率直に言うと、恋多き人生を過ごしてきたかもしれない。恋をするというよりも、むしろ無闇に、無秩序に恋心を抱きやすい質だったのだ。恋と愛の違いとか、よく議論されたり、作家にも語られたりしているが、それぞれの定義などどうでも良い。今思えばあれは恋ではなかった、などと言うつもりもない。質の良い悪いはあったにせよ、その時々においては、全身全霊でその時の自分なりの恋にぶつかっていたのだから。愛とは何か、なんてわざわざ考えるまでもなく、恋をしているということはその対象に愛を見出しているわけで。気付かなかったのは、その愛と見なすものが、真の優しさからくるものなのか、あるいは単なる執着なのか。静かに、止まらない涙を流し続け、心の奥底からこみ上げる思いを抑えられない自分を認め、他人を愛することがそのにとっての幸せであり、ひいては他人の幸せが自己の幸せであると気付いた時に初めて、いわゆる本当の愛とは何かということが分かるのかもしれない。真実だと信じるものを謙虚に信じ、謙虚に生きる、それで良いのだと思う。


2004年01月29日(木) usual

いつもどおりに一日が始まり、いつもどおりに過ぎていった。

昼は玉子丼。考えてみるまでもなく、普段食している玄米が、純粋に不味いことがわかる。数週間前、F氏が北米の玄米一口に、ものすごい反応を見せていたが、その時初めて、こんな不味いものに「耐えている」自分に気付いたのかもしれない。元々グルメな体質ではないが、本当に美味しいものと美味しくないものとを区別できなくなる、むしろ日本の食材がいかに口にあっていたか、いかに良いものに恵まれていたかを忘れるほうが問題だ。違いに気付いていようといまいと、慣れきってしまうのは怖い。実家にあるピアノは、実は4年以上調律していない。ここ数年のうちに、数えるほどの作品しかマスターしていないが、その間に音感が失われたあるいは狂いはじめただけではなく、本来作曲家が作り上げた曲からはかけ離れてしまい、間違ったものを、マスターしたつもりになっているのかもしれない。その曲に似ているに過ぎない音楽を、私が演奏する限りの本物として慣れきってしまっているのだと。

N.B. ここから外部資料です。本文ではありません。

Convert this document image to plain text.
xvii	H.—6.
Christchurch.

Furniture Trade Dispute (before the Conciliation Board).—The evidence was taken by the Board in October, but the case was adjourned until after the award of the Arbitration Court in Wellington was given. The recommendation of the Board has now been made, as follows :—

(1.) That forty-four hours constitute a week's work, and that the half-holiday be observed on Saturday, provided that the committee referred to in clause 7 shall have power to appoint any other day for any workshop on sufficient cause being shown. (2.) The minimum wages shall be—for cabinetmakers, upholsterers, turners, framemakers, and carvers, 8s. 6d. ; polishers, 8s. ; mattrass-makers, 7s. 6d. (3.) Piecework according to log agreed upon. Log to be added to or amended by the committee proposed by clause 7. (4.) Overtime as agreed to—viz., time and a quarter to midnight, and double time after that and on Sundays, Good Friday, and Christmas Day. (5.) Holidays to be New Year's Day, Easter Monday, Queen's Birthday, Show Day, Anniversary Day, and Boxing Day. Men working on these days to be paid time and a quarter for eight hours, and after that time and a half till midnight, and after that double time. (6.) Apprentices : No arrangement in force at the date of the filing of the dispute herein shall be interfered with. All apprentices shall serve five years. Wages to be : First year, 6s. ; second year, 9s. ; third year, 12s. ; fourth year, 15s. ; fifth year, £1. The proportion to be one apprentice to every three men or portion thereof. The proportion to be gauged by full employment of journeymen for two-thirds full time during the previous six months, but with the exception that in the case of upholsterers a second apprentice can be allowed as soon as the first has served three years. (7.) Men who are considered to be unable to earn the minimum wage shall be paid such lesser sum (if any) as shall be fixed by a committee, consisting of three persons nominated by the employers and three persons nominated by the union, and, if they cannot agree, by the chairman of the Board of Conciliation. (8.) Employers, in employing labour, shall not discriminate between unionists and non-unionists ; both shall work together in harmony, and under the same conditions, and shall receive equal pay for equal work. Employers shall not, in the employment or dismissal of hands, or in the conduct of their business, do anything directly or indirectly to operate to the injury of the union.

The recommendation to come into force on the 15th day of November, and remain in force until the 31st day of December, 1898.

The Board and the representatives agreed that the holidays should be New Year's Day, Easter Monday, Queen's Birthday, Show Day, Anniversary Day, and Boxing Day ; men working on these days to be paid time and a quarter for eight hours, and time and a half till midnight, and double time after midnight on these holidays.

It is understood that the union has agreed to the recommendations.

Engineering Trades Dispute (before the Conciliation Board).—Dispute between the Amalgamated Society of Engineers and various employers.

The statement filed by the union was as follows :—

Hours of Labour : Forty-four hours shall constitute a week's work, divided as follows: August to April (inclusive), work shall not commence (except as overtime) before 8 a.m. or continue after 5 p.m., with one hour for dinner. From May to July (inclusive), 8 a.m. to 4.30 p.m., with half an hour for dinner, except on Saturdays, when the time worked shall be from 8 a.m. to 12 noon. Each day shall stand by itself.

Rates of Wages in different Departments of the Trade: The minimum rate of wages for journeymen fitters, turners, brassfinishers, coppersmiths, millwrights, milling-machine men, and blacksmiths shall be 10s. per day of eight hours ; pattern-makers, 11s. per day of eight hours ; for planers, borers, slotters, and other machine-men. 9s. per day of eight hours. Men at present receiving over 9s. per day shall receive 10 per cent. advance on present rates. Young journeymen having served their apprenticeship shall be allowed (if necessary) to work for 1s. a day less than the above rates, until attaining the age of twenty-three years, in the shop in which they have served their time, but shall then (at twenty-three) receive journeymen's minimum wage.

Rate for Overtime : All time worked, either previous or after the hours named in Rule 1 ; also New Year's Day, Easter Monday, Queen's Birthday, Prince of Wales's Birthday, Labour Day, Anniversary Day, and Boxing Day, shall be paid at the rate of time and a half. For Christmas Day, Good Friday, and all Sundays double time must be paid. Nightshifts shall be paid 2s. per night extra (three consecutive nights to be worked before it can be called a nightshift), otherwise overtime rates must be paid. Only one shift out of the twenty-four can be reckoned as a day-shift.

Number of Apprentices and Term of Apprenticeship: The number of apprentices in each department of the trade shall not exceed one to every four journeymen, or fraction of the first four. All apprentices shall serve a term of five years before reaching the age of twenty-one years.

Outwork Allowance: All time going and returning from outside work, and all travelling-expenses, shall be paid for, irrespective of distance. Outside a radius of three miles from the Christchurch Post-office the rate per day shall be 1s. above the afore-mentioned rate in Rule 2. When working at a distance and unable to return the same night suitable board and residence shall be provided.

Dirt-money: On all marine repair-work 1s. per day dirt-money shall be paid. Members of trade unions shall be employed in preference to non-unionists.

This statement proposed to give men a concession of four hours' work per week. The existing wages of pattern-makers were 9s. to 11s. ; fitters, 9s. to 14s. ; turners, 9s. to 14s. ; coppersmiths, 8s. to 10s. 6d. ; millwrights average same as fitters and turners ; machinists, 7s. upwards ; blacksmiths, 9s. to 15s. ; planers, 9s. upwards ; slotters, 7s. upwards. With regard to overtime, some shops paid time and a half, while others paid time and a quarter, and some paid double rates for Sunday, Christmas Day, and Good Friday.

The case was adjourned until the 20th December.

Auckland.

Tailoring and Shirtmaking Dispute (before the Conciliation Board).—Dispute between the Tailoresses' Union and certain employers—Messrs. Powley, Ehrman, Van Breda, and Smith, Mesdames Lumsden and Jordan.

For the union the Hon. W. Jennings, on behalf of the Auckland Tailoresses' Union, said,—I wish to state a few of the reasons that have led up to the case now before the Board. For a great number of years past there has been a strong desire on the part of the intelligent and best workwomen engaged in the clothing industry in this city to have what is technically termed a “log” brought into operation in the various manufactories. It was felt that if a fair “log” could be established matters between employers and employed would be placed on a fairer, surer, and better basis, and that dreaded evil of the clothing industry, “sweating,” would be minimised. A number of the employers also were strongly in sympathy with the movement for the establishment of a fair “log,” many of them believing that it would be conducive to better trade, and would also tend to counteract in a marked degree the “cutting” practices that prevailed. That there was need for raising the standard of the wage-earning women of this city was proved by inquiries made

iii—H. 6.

書くことがないので、いつもの癖で行を無駄に使う。昨日、Yves Rocherで買ったばらのオードトワレだが、これはばらのイメージというのではなく、もうばらの花びらそのものである。花粉さえ残っているような。ばらの花束に直接顔をうずめているような。失敗かと思ったが、数時間後には花束から開放され、まるでばら園にいるかのような、良い雰囲気をかもし出す。


2004年01月28日(水) (箇条書き)

トロントへ。市庁舎を通ると、噴水だったところが屋外のアリーナになっていた様子。まだ整備中だったが。イートンセンターへ。買い物の目的は決まっているので、目当てとする店に直行。とりあえず探していたものは見つかったか。100%満足というわけではないけれど。ここまで探しに来たというだけで、妥協は許される。というよりこれで許して。ウィンドウショッピングには興味はなく、当てもなくモール内を歩き周る気力も暇もないので、いつものルートである書店へ。イートンセンターが便利なのは、本選びと本以外の買い物が同じ場所でできることくらいだろう。哲学と、フィクション小説のコーナーでかなりの時間を過ごし、結局雑誌とブックカバーだけを購入。バスターミナルへ。ロンドンまでの間、2nd to noneの19番以降ばかりを繰り返し聞いていた。ロンドンのターミナルから出た瞬間、目の前に雪の大きな塊が落下。"GREY HOUND"の立体になった文字盤の上に積もっていた雪だったようだ。しかしいつも吹雪いていますね、ロンドン。

Time is money.(5年以内に。)


2004年01月26日(月) Keep going

自分自身に対する認識は正確であり、自分の中でいかなる食い違いは起きるはずがないと信じていた。しかし、今現在のところ、同時に叶うはずがない2つの夢を持っているわけで。その時点で自分自身に矛盾している。どちらも譲れない夢であると断言しつつも、同時に叶わないことは前提であるし、少なくとも一方は心から願っているとはいえないのではないだろうか。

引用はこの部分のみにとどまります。